Pero más que quedarme del lado de la incomprensión de lo sucedido, me interesa descubrir lo que se nos quiere decir con lo que relata el texto.
En primer lugar, vemos que Pedro, Santiago y Juan fueron testigos de la revelación de Jesús en la totalidad de su ser real. Cristo se mostró en su modo más glorioso, en su esencia más profunda, en su ser Dios. Al mismo tiempo el Padre, que es quien transfigura a Jesús, les habla directamente y les manda escuchar el mensaje que su Hijo tiene para darles. Entonces podemos ir concluyendo que, estos tres apóstoles, también fueron testigos de una presencia real del mismo Dios, a quien oyeron hablar. Bien se ha dicho, muchas veces, que este episodio nos da un anticipo del cielo.
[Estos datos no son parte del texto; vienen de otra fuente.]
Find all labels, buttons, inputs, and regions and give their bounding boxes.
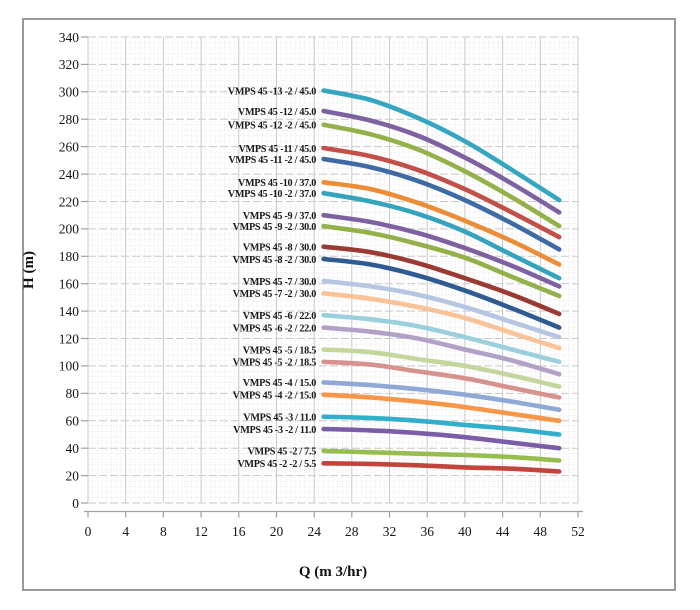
series-curve-11 xyxy=(321,256,562,330)
series-curve-14 xyxy=(321,312,562,365)
series-curve-1 xyxy=(321,88,562,203)
series-curves xyxy=(321,88,562,474)
series-curve-23 xyxy=(321,461,562,474)
series-curve-8 xyxy=(321,212,562,289)
series-label-4: VMPS 45 -11 / 45.0 xyxy=(238,144,316,155)
series-curve-9 xyxy=(321,223,562,299)
series-label-20: VMPS 45 -3 / 11.0 xyxy=(243,413,316,424)
y-tick-label: 180 xyxy=(59,249,80,264)
series-curve-12 xyxy=(321,278,562,340)
x-tick-label: 48 xyxy=(534,524,548,539)
series-curve-4 xyxy=(321,145,562,240)
y-tick-label: 80 xyxy=(66,386,80,401)
x-tick-label: 16 xyxy=(232,524,246,539)
y-tick-label: 100 xyxy=(59,359,80,374)
x-tick-label: 4 xyxy=(122,524,129,539)
series-label-17: VMPS 45 -5 -2 / 18.5 xyxy=(233,358,317,369)
series-label-2: VMPS 45 -12 / 45.0 xyxy=(238,107,316,118)
series-curve-20 xyxy=(321,414,562,437)
x-tick-label: 28 xyxy=(345,524,359,539)
series-curve-16 xyxy=(321,347,562,389)
series-label-12: VMPS 45 -7 / 30.0 xyxy=(243,277,316,288)
series-curve-18 xyxy=(321,380,562,413)
series-label-21: VMPS 45 -3 -2 / 11.0 xyxy=(233,425,316,436)
y-tick-label: 320 xyxy=(59,57,80,72)
series-curve-13 xyxy=(321,291,562,351)
series-label-6: VMPS 45 -10 / 37.0 xyxy=(238,178,316,189)
x-tick-label: 24 xyxy=(307,524,321,539)
x-tick-label: 36 xyxy=(420,524,434,539)
series-curve-6 xyxy=(321,180,562,267)
y-tick-label: 280 xyxy=(59,112,80,127)
grid-minor xyxy=(88,37,578,503)
series-label-19: VMPS 45 -4 -2 / 15.0 xyxy=(233,391,317,402)
x-tick-label: 0 xyxy=(85,524,92,539)
series-curve-3 xyxy=(321,122,562,229)
y-tick-label: 240 xyxy=(59,167,80,182)
series-curve-19 xyxy=(321,392,562,424)
series-labels: VMPS 45 -13 -2 / 45.0 VMPS 45 -12 / 45.0 V… xyxy=(228,86,317,470)
y-tick-label: 60 xyxy=(66,414,80,429)
y-tick-label: 20 xyxy=(66,468,80,483)
series-label-16: VMPS 45 -5 / 18.5 xyxy=(243,345,316,356)
y-axis-title: H (m) xyxy=(21,251,37,289)
series-curve-10 xyxy=(321,244,562,317)
series-curve-2 xyxy=(321,108,562,215)
series-label-13: VMPS 45 -7 -2 / 30.0 xyxy=(233,289,317,300)
y-tick-label: 260 xyxy=(59,139,80,154)
series-curve-15 xyxy=(321,325,562,377)
x-tick-label: 32 xyxy=(383,524,397,539)
series-curve-22 xyxy=(321,448,562,463)
series-curve-7 xyxy=(321,190,562,281)
y-tick-label: 220 xyxy=(59,194,80,209)
tick-labels: 0 4 8 12 16 20 24 28 32 36 40 44 48 52020406080100120… xyxy=(59,30,585,539)
x-tick-label: 52 xyxy=(571,524,585,539)
series-label-1: VMPS 45 -13 -2 / 45.0 xyxy=(228,86,316,97)
x-tick-label: 8 xyxy=(160,524,167,539)
x-tick-label: 44 xyxy=(496,524,510,539)
x-tick-label: 40 xyxy=(458,524,472,539)
y-tick-label: 200 xyxy=(59,222,80,237)
y-tick-label: 160 xyxy=(59,277,80,292)
series-label-15: VMPS 45 -6 -2 / 22.0 xyxy=(233,323,317,334)
series-label-23: VMPS 45 -2 -2 / 5.5 xyxy=(237,459,316,470)
series-curve-5 xyxy=(321,156,562,252)
series-label-10: VMPS 45 -8 / 30.0 xyxy=(243,243,316,254)
series-label-18: VMPS 45 -4 / 15.0 xyxy=(243,378,316,389)
x-tick-label: 12 xyxy=(194,524,208,539)
series-label-11: VMPS 45 -8 -2 / 30.0 xyxy=(233,255,317,266)
y-tick-label: 300 xyxy=(59,85,80,100)
series-label-22: VMPS 45 -2 / 7.5 xyxy=(248,447,317,458)
series-label-9: VMPS 45 -9 -2 / 30.0 xyxy=(233,222,317,233)
series-label-14: VMPS 45 -6 / 22.0 xyxy=(243,311,316,322)
x-tick-label: 20 xyxy=(270,524,284,539)
series-label-8: VMPS 45 -9 / 37.0 xyxy=(243,211,316,222)
axes xyxy=(81,36,583,518)
series-label-5: VMPS 45 -11 -2 / 45.0 xyxy=(228,155,316,166)
y-tick-label: 40 xyxy=(66,441,80,456)
y-tick-label: 120 xyxy=(59,331,80,346)
series-label-3: VMPS 45 -12 -2 / 45.0 xyxy=(228,121,316,132)
y-tick-label: 0 xyxy=(72,496,79,511)
series-curve-21 xyxy=(321,426,562,451)
x-axis-title: Q (m 3/hr) xyxy=(299,564,367,580)
y-tick-label: 340 xyxy=(59,30,80,45)
figure-frame xyxy=(22,18,676,591)
series-label-7: VMPS 45 -10 -2 / 37.0 xyxy=(228,189,316,200)
series-curve-17 xyxy=(321,359,562,400)
y-tick-label: 140 xyxy=(59,304,80,319)
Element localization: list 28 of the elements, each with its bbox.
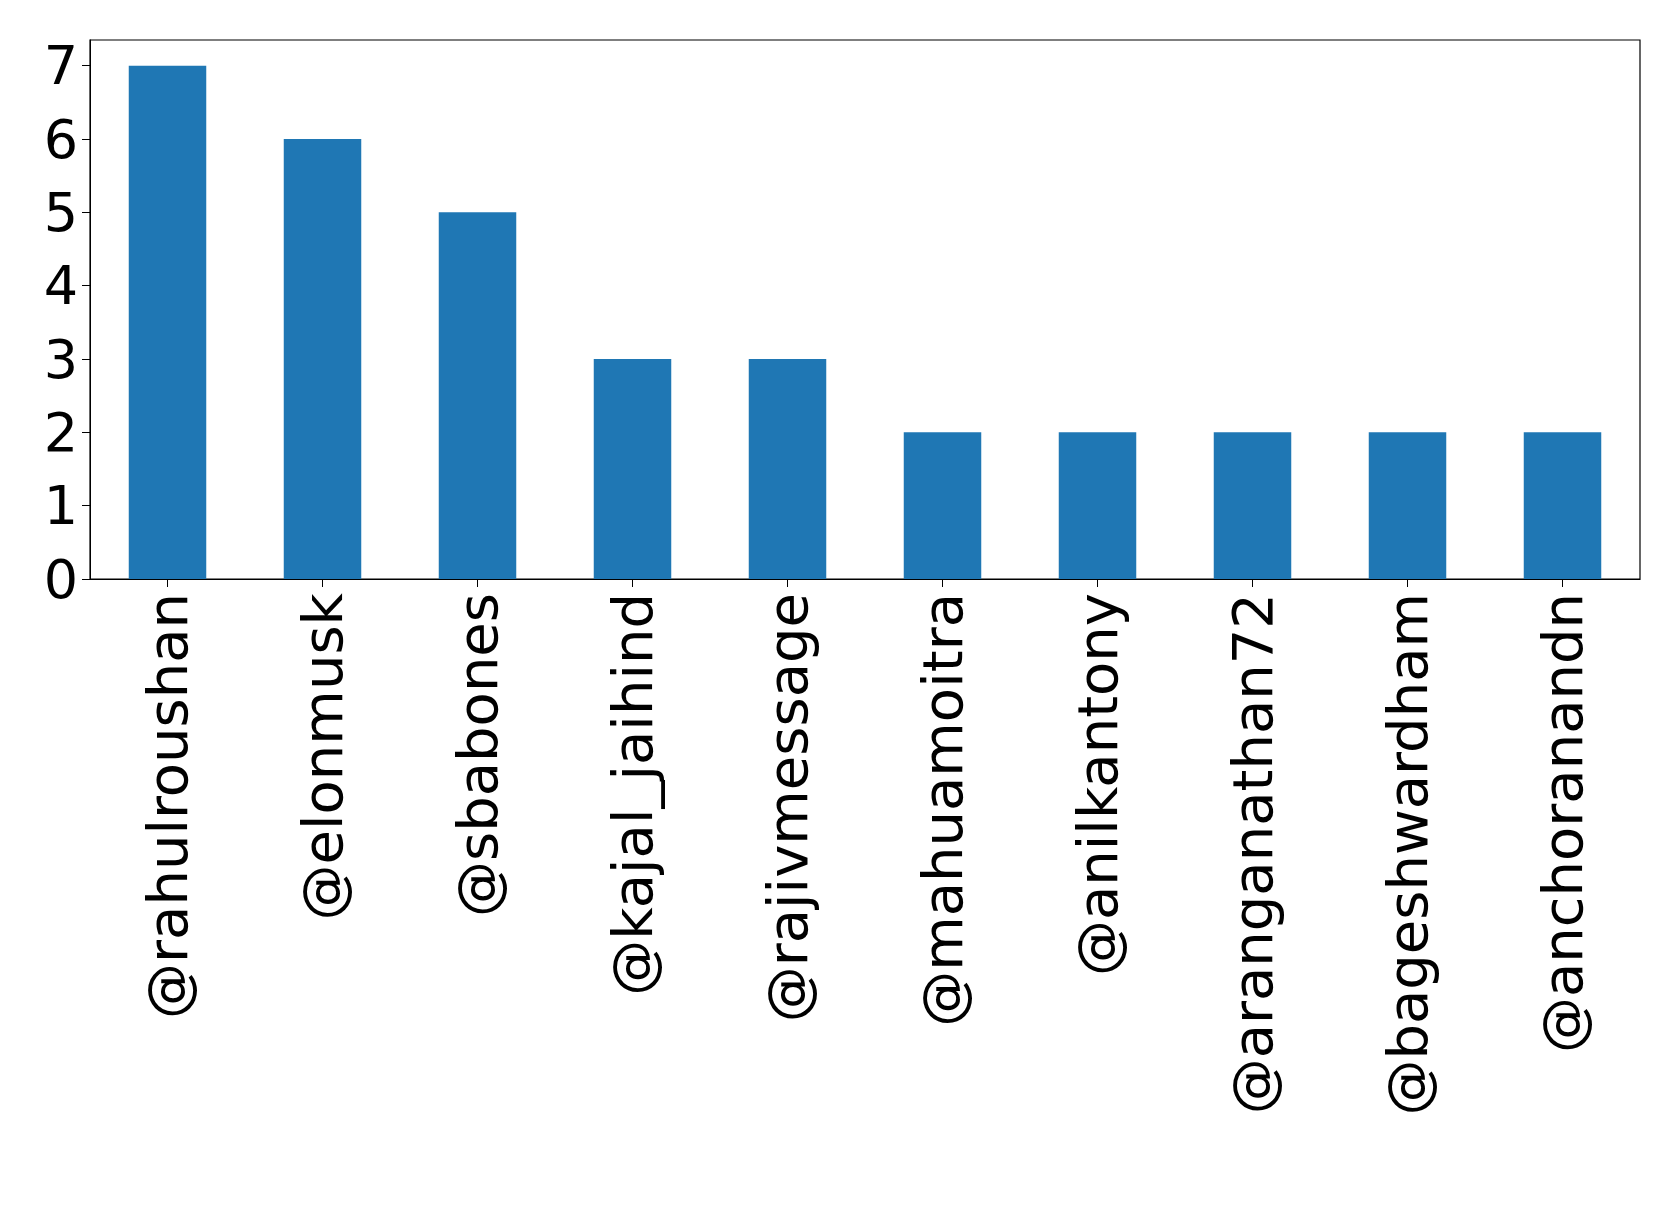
x-tick-label: @mahuamoitra [910, 593, 975, 1027]
bar [438, 212, 517, 579]
bar [1213, 432, 1292, 579]
bar [1368, 432, 1447, 579]
y-tick-label: 7 [43, 34, 78, 98]
bar [1523, 432, 1602, 579]
y-tick-label: 6 [43, 107, 78, 171]
x-tick-label: @anchoranandn [1530, 593, 1595, 1054]
x-tick-label: @sbabones [445, 593, 510, 917]
y-tick-label: 5 [43, 180, 78, 244]
x-tick-label: @rajivmessage [755, 593, 820, 1023]
bar [283, 139, 362, 579]
y-tick-label: 3 [43, 327, 78, 391]
bar [748, 359, 827, 579]
y-tick-label: 1 [43, 474, 78, 538]
x-tick-label: @bageshwardham [1375, 593, 1440, 1116]
y-tick-label: 0 [43, 547, 78, 611]
bar [1058, 432, 1137, 579]
bar [593, 359, 672, 579]
y-tick-label: 2 [43, 400, 78, 464]
x-tick-label: @anilkantony [1065, 593, 1130, 977]
y-tick-label: 4 [43, 254, 78, 318]
x-tick-label: @kajal_jaihind [600, 593, 665, 996]
x-tick-label: @rahulroushan [135, 593, 200, 1019]
bar [128, 65, 207, 579]
x-tick-label: @aranganathan72 [1220, 593, 1285, 1115]
bar [903, 432, 982, 579]
x-tick-label: @elonmusk [290, 592, 355, 921]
Si me permiten, esto fue como un avance de un próximo estreno, o trailer, que decimos. Esos que vemos, cuando vamos al cine, antes de que comience la película. Nos dan pantallazos de lo que está por venir. Y en muchas ocasiones –a mí me pasa– nos dan ganas de que se estrene lo antes posible lo que nos anuncian. Por un momento nos convertimos en críticos de cine y prácticamente decidimos si será una buena película, digna de ver. Lo mismo les pasó a los tres que iban con Jesús. Vieron un avance, un anticipo de lo que va a venir, aunque tal vez no se dieron cuenta de que ese era un gancho, no la película completa. Si queremos, bien podemos decir: No entendieron que ese era el desenlace, pero antes había que pasar por otras escenas y escenarios, como la cruz de Cristo, para recién llegar a ese final de la gloria de Dios.
Al mismo tiempo, llego a la siguiente conclusión: Todo esto es el ánimo que le da Jesús a los suyos, y a nosotros, para poder pasar y permanecer, a pesar de su primer aparente fracaso: Su muerte. Como si les dijera: Miren lo feliz y bien que van a estar si son capaces de llegar hasta el final. Y esto me ha recordado una canción de una gran cantante argentina, Patricia Sosa, que en 1994 nos regaló Aprender a volar. Invito a que la escuchen con atención, sobre todo pensando, por qué no, en el mismo Jesús que nos dice, a sus apóstoles y a nosotros, si no es la letra completa, al menos una parte, que dice así:
Puedes creer, puedes soñar,
abre tus alas, aquí está tu libertad,
y no pierdas tiempo, escucha el viento
canta por lo que vendrá,
no es tan difícil que aprendas a volar.
Y no apures el camino, al fin todo llegará,
cada luz, cada mañana, todo espera en su lugar.
Ahí está, junto a todo lo anterior, otra de las clave, a mi entender, que no podemos perder de vista de este evangelio. Cristo quiere que aprendamos a volar, es decir, que aprendamos a vivir con autenticidad, en plenitud, y eso será completamente cierto cuando vivamos, por fin, plenamente con él. Lo cual, atendiendo a sus mismas palabras en otra parte de la escritura, ya se puede ir palpando ahora mismo. El Reino de Dios llega con Cristo y ya lo podemos vivenciar, aunque no plenamente. Y es aquí donde encontramos la respuesta a la pregunta final del texto: ¿Resucitar de entre los muertos? Hay que morir para vivir. Hay que pasar por la cruz para poder ser transfigurados.
Pensemos en nuestra vida y miremos quiénes somos, cómo vivimos, qué caminos recorremos, y tomemos conciencia del destino que llevamos. ¿Hacia dónde avanzamos? Entonces, tal vez, descubramos que hay cosas a las que debemos morir para poder resucitar con Jesús.
Esta cuaresma puede ser un buen entrenamiento, donde ensayemos muchos tipos de cruces. Esas que hacen que muramos al egoísmo, la envidia, el desamor, la avaricia, los malos tratos, la mentira, el mal. Así se aprende a volar, así se aprende a vivir y a ser de Dios, para ser transfigurados como Jesús.